Ce que nous enseigne Mehrgarh, c'est que la grande transformation néolithique ne fut pas un événement unique, parti d'un seul foyer pour se répandre passivement. Elle fut une multitude de cheminements, parfois convergents, parfois originaux, accomplis par des communautés qui surent tirer parti de leur environnement et des idées qui circulaient. À la lisière orientale du monde néolithique, sur la frontière du plateau iranien et des plaines de l'Indus, les habitants de Mehrgarh ont écrit l'un de ces chapitres fondateurs, avec une autonomie et une inventivité que nous commençons seulement à mesurer.
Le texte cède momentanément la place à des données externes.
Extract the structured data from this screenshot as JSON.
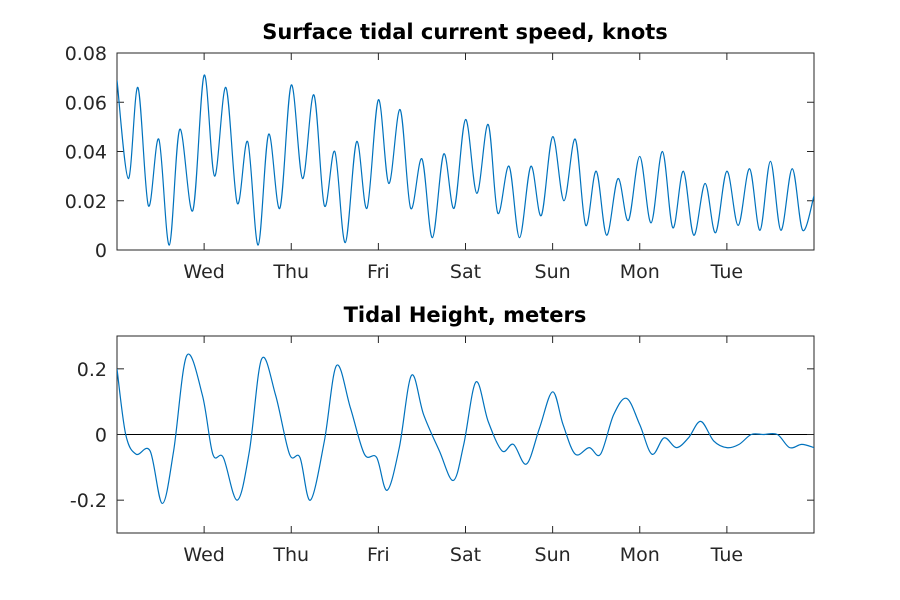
{
  "figure": {
    "background": "#ffffff",
    "axis_color": "#262626",
    "series_color": "#0072bd"
  },
  "chart_data": [
    {
      "type": "line",
      "title": "Surface tidal current speed, knots",
      "xlabel": "",
      "ylabel": "",
      "x_unit": "days from plot start",
      "xlim": [
        0,
        8
      ],
      "ylim": [
        0,
        0.08
      ],
      "grid": false,
      "legend": "none",
      "yticks": [
        0,
        0.02,
        0.04,
        0.06,
        0.08
      ],
      "ytick_labels": [
        "0",
        "0.02",
        "0.04",
        "0.06",
        "0.08"
      ],
      "xticks": [
        1,
        2,
        3,
        4,
        5,
        6,
        7
      ],
      "xtick_labels": [
        "Wed",
        "Thu",
        "Fri",
        "Sat",
        "Sun",
        "Mon",
        "Tue"
      ],
      "series": [
        {
          "x": [
            0,
            0.13,
            0.24,
            0.36,
            0.48,
            0.6,
            0.72,
            0.87,
            1.0,
            1.12,
            1.25,
            1.38,
            1.5,
            1.62,
            1.74,
            1.87,
            2.0,
            2.13,
            2.26,
            2.38,
            2.5,
            2.62,
            2.75,
            2.87,
            3.0,
            3.12,
            3.25,
            3.37,
            3.5,
            3.62,
            3.75,
            3.87,
            4.0,
            4.13,
            4.26,
            4.37,
            4.5,
            4.62,
            4.75,
            4.87,
            5.0,
            5.13,
            5.26,
            5.38,
            5.5,
            5.62,
            5.75,
            5.87,
            6.0,
            6.13,
            6.26,
            6.38,
            6.5,
            6.62,
            6.75,
            6.87,
            7.0,
            7.13,
            7.26,
            7.38,
            7.5,
            7.62,
            7.75,
            7.87,
            8.0
          ],
          "y": [
            0.069,
            0.029,
            0.066,
            0.018,
            0.045,
            0.002,
            0.049,
            0.016,
            0.071,
            0.03,
            0.066,
            0.019,
            0.044,
            0.002,
            0.047,
            0.017,
            0.067,
            0.029,
            0.063,
            0.018,
            0.04,
            0.003,
            0.044,
            0.017,
            0.061,
            0.027,
            0.057,
            0.017,
            0.037,
            0.005,
            0.039,
            0.017,
            0.053,
            0.023,
            0.051,
            0.015,
            0.034,
            0.005,
            0.034,
            0.014,
            0.046,
            0.02,
            0.045,
            0.01,
            0.032,
            0.006,
            0.029,
            0.012,
            0.038,
            0.011,
            0.04,
            0.009,
            0.032,
            0.006,
            0.027,
            0.007,
            0.032,
            0.01,
            0.033,
            0.008,
            0.036,
            0.008,
            0.033,
            0.008,
            0.022
          ]
        }
      ]
    },
    {
      "type": "line",
      "title": "Tidal Height, meters",
      "xlabel": "",
      "ylabel": "",
      "x_unit": "days from plot start",
      "xlim": [
        0,
        8
      ],
      "ylim": [
        -0.3,
        0.3
      ],
      "grid": false,
      "legend": "none",
      "zero_line": true,
      "yticks": [
        -0.2,
        0,
        0.2
      ],
      "ytick_labels": [
        "-0.2",
        "0",
        "0.2"
      ],
      "xticks": [
        1,
        2,
        3,
        4,
        5,
        6,
        7
      ],
      "xtick_labels": [
        "Wed",
        "Thu",
        "Fri",
        "Sat",
        "Sun",
        "Mon",
        "Tue"
      ],
      "series": [
        {
          "x": [
            0,
            0.1,
            0.22,
            0.38,
            0.52,
            0.65,
            0.8,
            0.98,
            1.1,
            1.22,
            1.38,
            1.52,
            1.66,
            1.82,
            1.98,
            2.1,
            2.22,
            2.38,
            2.52,
            2.68,
            2.84,
            2.98,
            3.1,
            3.24,
            3.38,
            3.52,
            3.7,
            3.86,
            3.98,
            4.12,
            4.26,
            4.42,
            4.55,
            4.7,
            4.85,
            5.0,
            5.12,
            5.26,
            5.42,
            5.55,
            5.7,
            5.85,
            6.0,
            6.14,
            6.28,
            6.42,
            6.56,
            6.7,
            6.85,
            7.0,
            7.14,
            7.28,
            7.42,
            7.58,
            7.72,
            7.86,
            8.0
          ],
          "y": [
            0.2,
            0.0,
            -0.06,
            -0.05,
            -0.21,
            -0.05,
            0.24,
            0.12,
            -0.06,
            -0.07,
            -0.2,
            -0.05,
            0.23,
            0.12,
            -0.06,
            -0.07,
            -0.2,
            -0.02,
            0.21,
            0.08,
            -0.06,
            -0.07,
            -0.17,
            -0.04,
            0.18,
            0.06,
            -0.05,
            -0.14,
            -0.03,
            0.16,
            0.04,
            -0.05,
            -0.03,
            -0.09,
            0.02,
            0.13,
            0.03,
            -0.06,
            -0.04,
            -0.06,
            0.06,
            0.11,
            0.03,
            -0.06,
            -0.01,
            -0.04,
            -0.01,
            0.04,
            -0.02,
            -0.04,
            -0.03,
            0.0,
            0.0,
            0.0,
            -0.04,
            -0.03,
            -0.04
          ]
        }
      ]
    }
  ]
}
De ces villageois oubliés naîtra, des siècles plus tard, l'une des plus grandes civilisations de l'Antiquité. Lorsque l'on parcourt aujourd'hui les ruines de Mohenjo-daro, on contemple en réalité l'aboutissement lointain d'une histoire commencée à Mehrgarh, dans la poussière de la plaine de Kachi, autour de quelques champs d'orge et de quelques chèvres. C'est là, plus que partout ailleurs en Asie du Sud, que bat le coeur des origines.